Cold-and-flu season slips in the front door about the same time we open ours for trick or treats. Often the focus of all that candy is related to its affect on the mouth and cavity prevention, or issues surrounding weight gain and diabetes without giving a second thought to another very important health consideration.
Let’s move past the empty calories, weight gain, and diabetes and take an even closer look at how sugar affects us during the cold and flu season. One of the frustrating aspects of aging is wandering around looking for the glasses that are on the top of your head, or getting up to get something only to arrive in the next room and can’t for the life of you remember what you were doing. If you haven’t yet had these experiences, fear not, some day you will, and more importantly, it’s how your white blood cells act when exposed to a sugar high. They know they are supposed to be doing something, but rather than getting the job done, they wander around scratching their heads in confusion.
I challenge you to now think of the cold-and-flu season and examine the amount of sugar being consumed in your household. Is it any wonder that cold-and-flu season seems to start about Halloween, picking up a full head of steam around Thanksgiving and Christmas, and then slowly winds down through the rest of the winter months?

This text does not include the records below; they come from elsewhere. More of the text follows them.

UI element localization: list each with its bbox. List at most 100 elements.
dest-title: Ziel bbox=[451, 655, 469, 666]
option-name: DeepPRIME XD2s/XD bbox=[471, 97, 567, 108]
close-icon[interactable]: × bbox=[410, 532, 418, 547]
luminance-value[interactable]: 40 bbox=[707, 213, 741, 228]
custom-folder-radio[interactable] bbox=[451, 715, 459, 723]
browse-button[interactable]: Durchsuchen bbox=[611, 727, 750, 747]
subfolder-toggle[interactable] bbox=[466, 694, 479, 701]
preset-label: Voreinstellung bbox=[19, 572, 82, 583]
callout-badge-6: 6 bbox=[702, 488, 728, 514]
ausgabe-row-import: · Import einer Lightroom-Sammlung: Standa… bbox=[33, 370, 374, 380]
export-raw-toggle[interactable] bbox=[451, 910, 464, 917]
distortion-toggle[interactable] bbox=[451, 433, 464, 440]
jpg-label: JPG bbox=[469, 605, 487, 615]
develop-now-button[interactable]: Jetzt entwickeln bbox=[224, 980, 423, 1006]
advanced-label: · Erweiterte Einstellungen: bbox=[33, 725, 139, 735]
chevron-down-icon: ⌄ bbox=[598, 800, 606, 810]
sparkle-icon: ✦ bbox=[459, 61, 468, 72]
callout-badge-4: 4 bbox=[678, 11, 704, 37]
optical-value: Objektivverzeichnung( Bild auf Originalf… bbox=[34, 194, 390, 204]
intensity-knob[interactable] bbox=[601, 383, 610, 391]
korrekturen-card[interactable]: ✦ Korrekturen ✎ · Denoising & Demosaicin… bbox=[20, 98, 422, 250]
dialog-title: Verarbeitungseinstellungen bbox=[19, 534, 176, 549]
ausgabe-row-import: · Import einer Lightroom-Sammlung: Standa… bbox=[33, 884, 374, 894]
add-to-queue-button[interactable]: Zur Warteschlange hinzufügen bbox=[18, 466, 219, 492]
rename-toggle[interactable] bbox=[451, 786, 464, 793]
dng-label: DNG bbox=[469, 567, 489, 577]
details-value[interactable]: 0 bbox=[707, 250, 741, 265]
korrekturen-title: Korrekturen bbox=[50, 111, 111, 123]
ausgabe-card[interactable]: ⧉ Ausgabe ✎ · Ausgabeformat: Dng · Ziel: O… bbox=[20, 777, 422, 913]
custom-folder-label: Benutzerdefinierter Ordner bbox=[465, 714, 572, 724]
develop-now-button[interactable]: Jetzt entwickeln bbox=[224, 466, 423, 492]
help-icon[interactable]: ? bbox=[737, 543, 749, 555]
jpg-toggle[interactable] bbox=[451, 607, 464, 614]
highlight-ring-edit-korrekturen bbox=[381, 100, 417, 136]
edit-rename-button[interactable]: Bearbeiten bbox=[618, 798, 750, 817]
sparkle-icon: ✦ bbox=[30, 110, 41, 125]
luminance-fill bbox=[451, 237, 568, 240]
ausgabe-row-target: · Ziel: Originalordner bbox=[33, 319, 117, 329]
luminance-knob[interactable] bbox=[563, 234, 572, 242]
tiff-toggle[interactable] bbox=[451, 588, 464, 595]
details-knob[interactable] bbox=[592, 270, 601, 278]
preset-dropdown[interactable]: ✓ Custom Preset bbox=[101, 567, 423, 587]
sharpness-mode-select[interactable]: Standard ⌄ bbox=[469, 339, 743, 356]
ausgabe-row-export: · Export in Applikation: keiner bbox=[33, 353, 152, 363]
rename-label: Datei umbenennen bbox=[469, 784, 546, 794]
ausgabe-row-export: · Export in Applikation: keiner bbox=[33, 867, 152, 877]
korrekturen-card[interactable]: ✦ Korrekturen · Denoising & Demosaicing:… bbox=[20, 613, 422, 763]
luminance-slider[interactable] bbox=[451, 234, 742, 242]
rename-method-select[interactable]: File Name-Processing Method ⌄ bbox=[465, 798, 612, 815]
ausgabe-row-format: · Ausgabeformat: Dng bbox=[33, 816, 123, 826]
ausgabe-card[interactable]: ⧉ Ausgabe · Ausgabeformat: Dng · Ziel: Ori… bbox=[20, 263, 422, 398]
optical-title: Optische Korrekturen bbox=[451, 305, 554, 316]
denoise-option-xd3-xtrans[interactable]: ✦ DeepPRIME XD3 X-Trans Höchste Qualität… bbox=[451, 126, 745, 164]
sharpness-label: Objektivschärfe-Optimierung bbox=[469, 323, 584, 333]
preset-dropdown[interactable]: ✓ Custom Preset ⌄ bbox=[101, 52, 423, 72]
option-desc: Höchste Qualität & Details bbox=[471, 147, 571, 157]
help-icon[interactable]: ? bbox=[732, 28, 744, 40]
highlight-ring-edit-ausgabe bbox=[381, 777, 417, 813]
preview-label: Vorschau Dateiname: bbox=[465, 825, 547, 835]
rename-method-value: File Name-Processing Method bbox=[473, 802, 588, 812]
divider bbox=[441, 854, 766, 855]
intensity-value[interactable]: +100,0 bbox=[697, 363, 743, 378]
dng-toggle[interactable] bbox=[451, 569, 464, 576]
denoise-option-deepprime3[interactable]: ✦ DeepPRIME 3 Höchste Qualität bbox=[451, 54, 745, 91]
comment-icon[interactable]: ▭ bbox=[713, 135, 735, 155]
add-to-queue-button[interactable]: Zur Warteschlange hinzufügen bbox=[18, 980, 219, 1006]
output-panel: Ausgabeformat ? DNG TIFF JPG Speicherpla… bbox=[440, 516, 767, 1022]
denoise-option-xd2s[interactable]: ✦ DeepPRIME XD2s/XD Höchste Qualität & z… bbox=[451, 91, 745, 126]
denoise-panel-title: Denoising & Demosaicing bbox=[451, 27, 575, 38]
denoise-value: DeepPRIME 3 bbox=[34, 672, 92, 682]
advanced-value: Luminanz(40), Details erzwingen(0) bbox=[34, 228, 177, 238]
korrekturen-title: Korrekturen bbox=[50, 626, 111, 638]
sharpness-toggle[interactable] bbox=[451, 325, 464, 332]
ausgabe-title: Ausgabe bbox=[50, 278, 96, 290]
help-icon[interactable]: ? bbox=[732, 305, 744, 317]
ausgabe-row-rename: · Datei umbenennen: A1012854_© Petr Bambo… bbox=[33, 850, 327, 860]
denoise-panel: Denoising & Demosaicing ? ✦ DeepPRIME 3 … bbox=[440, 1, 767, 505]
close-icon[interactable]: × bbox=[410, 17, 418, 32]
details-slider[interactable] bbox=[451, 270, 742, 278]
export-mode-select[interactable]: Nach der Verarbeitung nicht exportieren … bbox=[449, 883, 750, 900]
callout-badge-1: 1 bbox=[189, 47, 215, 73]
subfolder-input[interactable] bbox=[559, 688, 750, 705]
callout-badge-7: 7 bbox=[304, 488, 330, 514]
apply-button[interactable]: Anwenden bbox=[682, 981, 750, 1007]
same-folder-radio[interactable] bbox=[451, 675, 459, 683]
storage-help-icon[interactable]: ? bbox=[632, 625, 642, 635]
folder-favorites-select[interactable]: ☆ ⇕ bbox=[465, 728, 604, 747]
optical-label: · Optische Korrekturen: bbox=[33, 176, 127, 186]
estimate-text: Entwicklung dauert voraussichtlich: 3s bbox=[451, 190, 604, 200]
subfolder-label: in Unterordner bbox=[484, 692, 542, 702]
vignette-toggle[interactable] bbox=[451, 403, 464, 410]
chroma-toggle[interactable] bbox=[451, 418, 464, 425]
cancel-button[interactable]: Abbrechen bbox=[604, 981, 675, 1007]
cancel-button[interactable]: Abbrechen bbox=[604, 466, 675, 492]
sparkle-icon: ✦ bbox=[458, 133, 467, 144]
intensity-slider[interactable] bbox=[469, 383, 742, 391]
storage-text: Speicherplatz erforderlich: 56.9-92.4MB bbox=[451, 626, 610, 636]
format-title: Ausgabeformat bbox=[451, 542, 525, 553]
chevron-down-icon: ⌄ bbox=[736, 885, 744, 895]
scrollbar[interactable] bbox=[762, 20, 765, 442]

When we enjoy our sweet treats all day long, we inadvertently put ourselves out in the cold-and-flu exposures with an immune system asleep at the wheel. Then we allow it to function fully while we are tucked safely in our beds at night.
Saving your treats for evening helps your immune system protect you during the day. While it’s still important to reduce the amount of sugar consumed, finding ways to substitute natural sugars lessens the impact of refined sugars because the sugar is wrapped up in fiber and digests more slowly.
Stay tuned for some fun and tasty holiday recipes to help you enjoy healthy taste treats without sacrificing your immune system.
Enjoy a natural, healthier cold-and-flu season by limiting your sugar intake, the time of consumption, and the type of sugar consumed.